Frameworks of Social Engineering

How can we truly go about with categorizing populations? In the case of Stalin’s USSR and Nazi Germany, populations were categorized by class and race respectively. Chapter 6 of Beyond Totalitarianism, Christopher R. Browning and Lewis H. Siegelbaum examine the different “radical recategorizations” of the populations in Nazi Germany and the Soviet Union. <Christopher R. Browning and Lewis H. Siegelbaum, “Frameworks for Social Engineering: Stalinist Schema of Identification and the Nazi Volksgemeinschaft,” in Beyond Totalitarianism: Stalinism and Nazism Compared, ed. Michael Geyer and Shelia Fitzpatrick (New York: Cambridge University Press, 2009)> Browning and Siegelbaum discuss both the Stalinist schema of identification and the Nazi ideal of Volksgemeinschaft and conclude that the need to reach a utopian and ideal society, justified imposing categorizations to better identify “enemies of the state.” In order to categorize populations, identification plays in big role in make categories that have to do with race and class. According to Browning and Siegelbaum,

“The Bolsheviks, without much controversy, identified the landless (batraki) and poor (bedniaki) among the peasantry as proletarians even if many of them did not identify themselves as such.”

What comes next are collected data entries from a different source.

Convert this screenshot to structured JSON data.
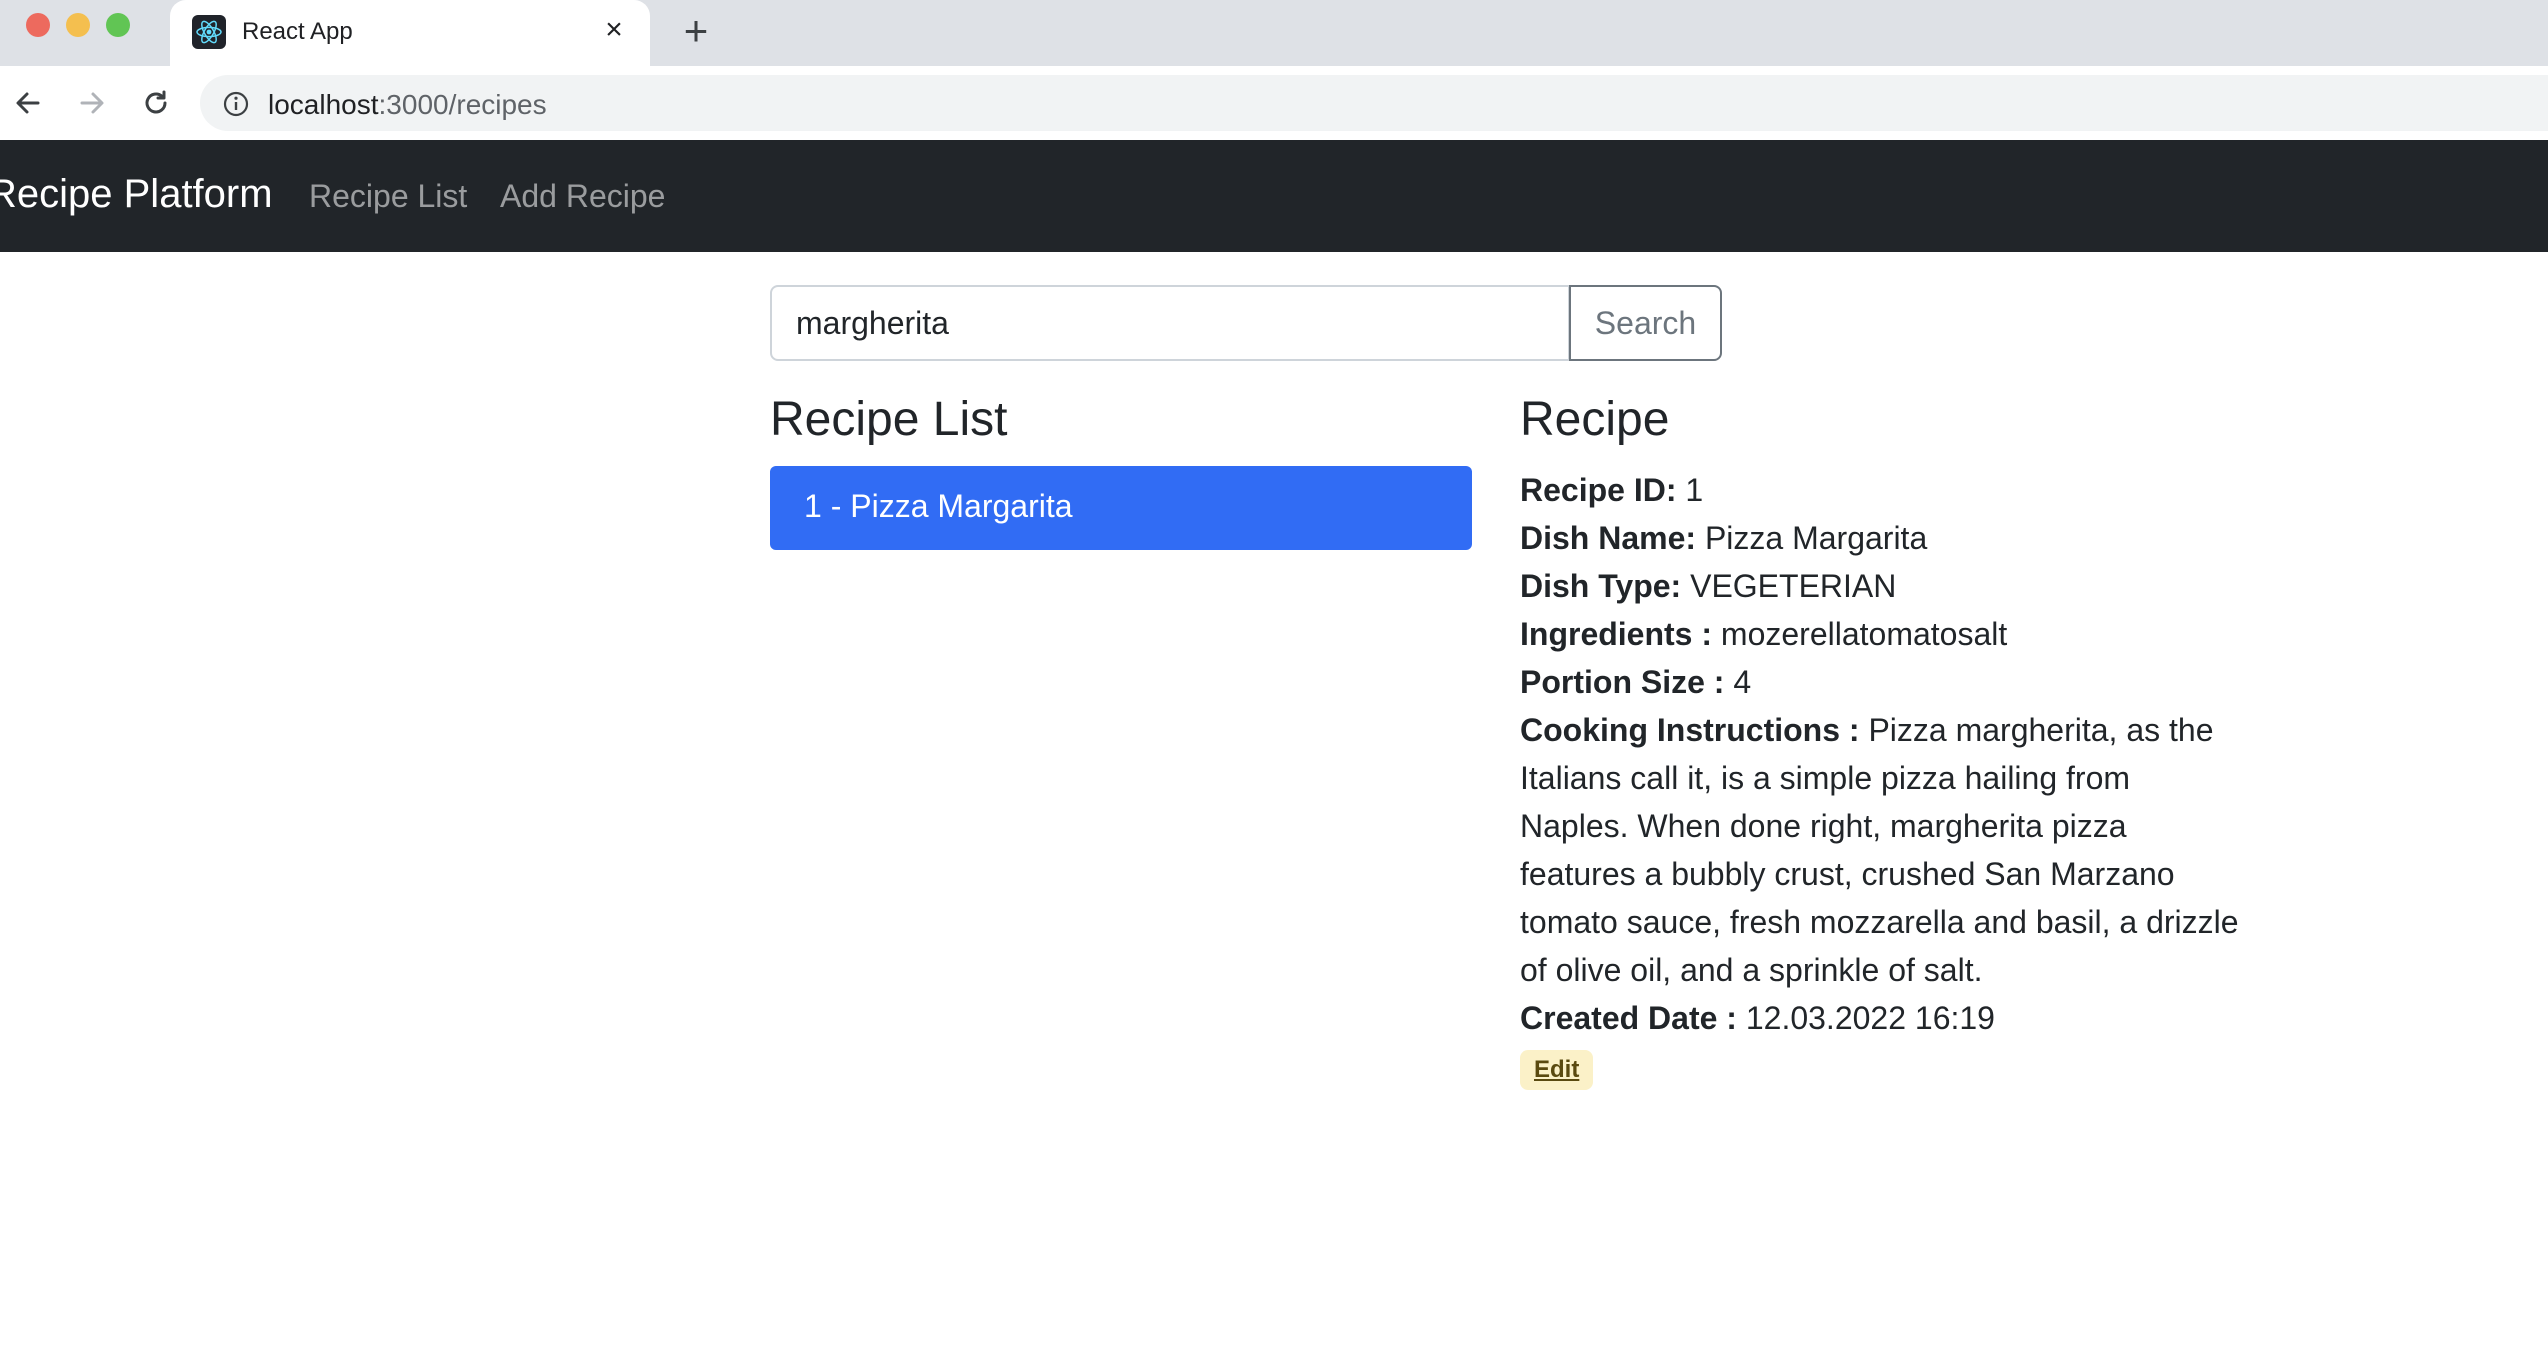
{
  "browser": {
    "tab_title": "React App",
    "url_host": "localhost",
    "url_path": ":3000/recipes"
  },
  "navbar": {
    "brand": "Recipe Platform",
    "links": [
      "Recipe List",
      "Add Recipe"
    ],
    "background": "#212529"
  },
  "search": {
    "value": "margherita",
    "button_label": "Search"
  },
  "recipe_list": {
    "heading": "Recipe List",
    "items": [
      "1 - Pizza Margarita"
    ],
    "active_color": "#316cf4"
  },
  "recipe": {
    "heading": "Recipe",
    "id_label": "Recipe ID:",
    "id_value": "1",
    "name_label": "Dish Name:",
    "name_value": "Pizza Margarita",
    "type_label": "Dish Type:",
    "type_value": "VEGETERIAN",
    "ingredients_label": "Ingredients :",
    "ingredients_value": "mozerellatomatosalt",
    "portion_label": "Portion Size :",
    "portion_value": "4",
    "instructions_label": "Cooking Instructions :",
    "instructions_value": "Pizza margherita, as the Italians call it, is a simple pizza hailing from Naples. When done right, margherita pizza features a bubbly crust, crushed San Marzano tomato sauce, fresh mozzarella and basil, a drizzle of olive oil, and a sprinkle of salt.",
    "created_label": "Created Date :",
    "created_value": "12.03.2022 16:19",
    "edit_label": "Edit"
  }
}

This passage struck me the most because it demonstrates the power of the state and its capability to play the role of the “identifier.” In addition, this passage brings many things into question. How do was a proletarian defined as? Better yet, what if many did not identify as such? Similar to Nazi Germany, who was Jewish and who identifies as such? In terms of race, to what extent was someone of Aryan descent or how far can individuals trace back to the Jewish traditions of their families? One important point that I would make about this passage is the idea of human agency. Human agency is the capacity for human beings to make choices and to act in the world. When it comes to identity, it is difficult to categorize individuals in an effort to create a utopian society, because human agency will always exist. Although the state may assume the right to inscribe identity and place the population under categories, does order within these authoritarian societies have the potential to prevail?